CFSW is coming! CFSW is coming!
The first time I ever attended a slam was at the first Canadian Festival of Spoken Word, which was held here in Ottawa at Library and Archives Canada. I've written about the experience before - I'd never seen or heard anything like it. The energy level was amazing - in fact, after one session I remember walking out of the theatre slightly stunned, getting myself home and then just heading to my room to lie down on my bed, feeling like I'd just run a marathon.
It was the idea of people jumping to their feet screaming like rock concert fans, for poetry, that really grabbed me. There was one moment when the judges apparently didn't love someone's piece as much as the audience did, and there was an eruption of 'boo's' for the judges, and then I vividly recall the standing ovation in defiance of the points awarded, where the whole audience clapped and cheered and turned to face the poet as he went back to his seat in the auditorium, and had to be quieted down eventually by the host.
After that, I started seeing Capital Slam ramping up in Ottawa, and slams jumped up all over the country, and a spoken word scene developed, particularly here, that was tight-knit, passionate, and thriving.
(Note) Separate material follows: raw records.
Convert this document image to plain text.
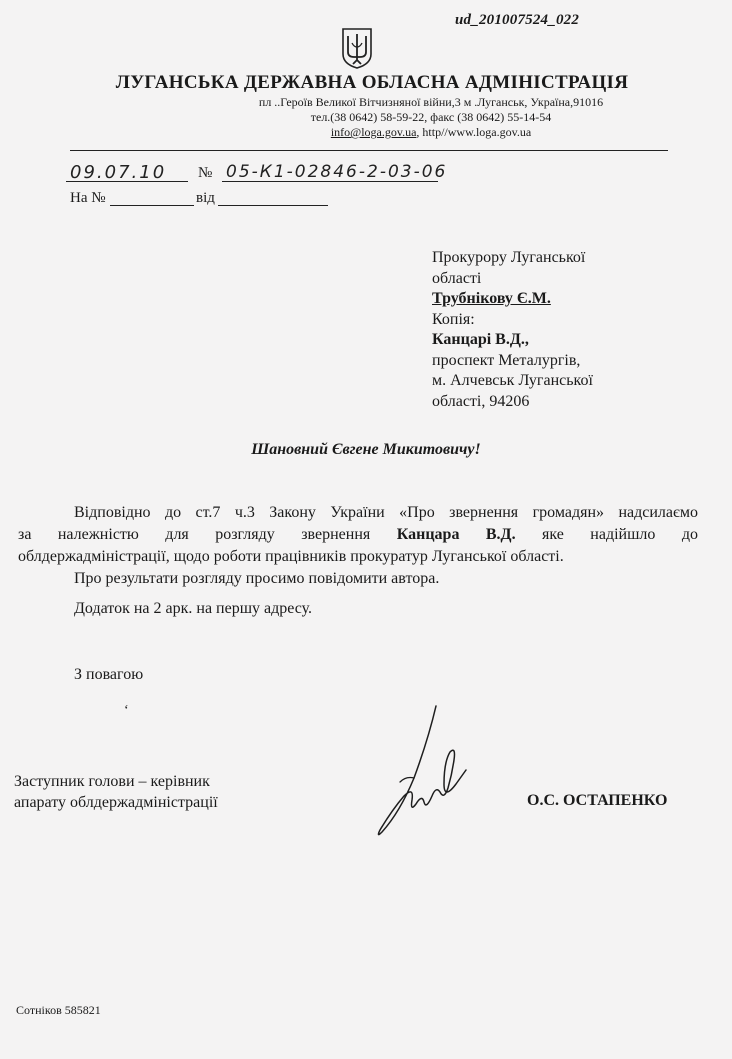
ud_201007524_022
ЛУГАНСЬКА ДЕРЖАВНА ОБЛАСНА АДМІНІСТРАЦІЯ
пл ..Героїв Великої Вітчизняної війни,3 м .Луганськ, Україна,91016
тел.(38 0642) 58-59-22, факс (38 0642) 55-14-54
info@loga.gov.ua, http//www.loga.gov.ua
09.07.10 № 05-К1-02846-2-03-06
На №	від
Прокурору Луганської
області
Трубнікову Є.М.
Копія:
Канцарі В.Д.,
проспект Металургів,
м. Алчевськ Луганської
області, 94206
Шановний Євгене Микитовичу!

Відповідно до ст.7 ч.3 Закону України «Про звернення громадян» надсилаємо

за належністю для розгляду звернення Канцара В.Д. яке надійшло до

облдержадміністрації, щодо роботи працівників прокуратур Луганської області.

Про результати розгляду просимо повідомити автора.

Додаток на 2 арк. на першу адресу.
З повагою
ʻ
Заступник голови – керівник
апарату облдержадміністрації	О.С. ОСТАПЕНКО
Сотніков 585821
But it wasn't just Ottawa, it was thriving all over the country. CBC started their Poetry Face-Off contest. From Vancouver to Halifax, poets started popping out of the woodwork. And climbing into vans to drive to each other's cities to perform and crash on other poets' couches. And organizing event after event. I kept thinking that eventually a critical mass would be reached, and we'd reach what the market in Ottawa could bear for competitive spoken word. But it didn't seem to be happening. Then other slams and slam-style performance series started appearing. The Onenesss Poetry Showcase at the East African Restaurant. Urban Legends at Carleton University. Bill Brown's 1-2-3 Slam. Voices of Venus, the women's spoken word series. OutSpoken featured queer spoken word during Pride Week. Lanark Country got a slam series after the inimitable Danielle Grégoire moved to Almonte and started a writing workshop. There are spoken word workshops happening all over, particularly the ongoing Ingredients workshop at Umi Cafe. And Ottawa's slam team took home the gold at the last CFSW, and one of its members, Ian Keteku, recently became the World Spoken Word Champion in Paris.
Oh, yeah, and the Canadian Olympic Committee decided to feature Vancouver poet Shane Koyczan in the Opening Ceremonies this winter. So, a spoken word poet made up part of an international showcase of Canada.
So now CFSW is coming back to Ottawa from October 12-16 (it moves locations from city to city across the country) with all the momentum it's built up, and bringing with it a nation-wide community of people who generally all know, respect, admire and learn from each other. If you haven't heard spoken word before, this would be the place to do it: the best in the country, giving it their best, and an audience that is beyond excited about being there.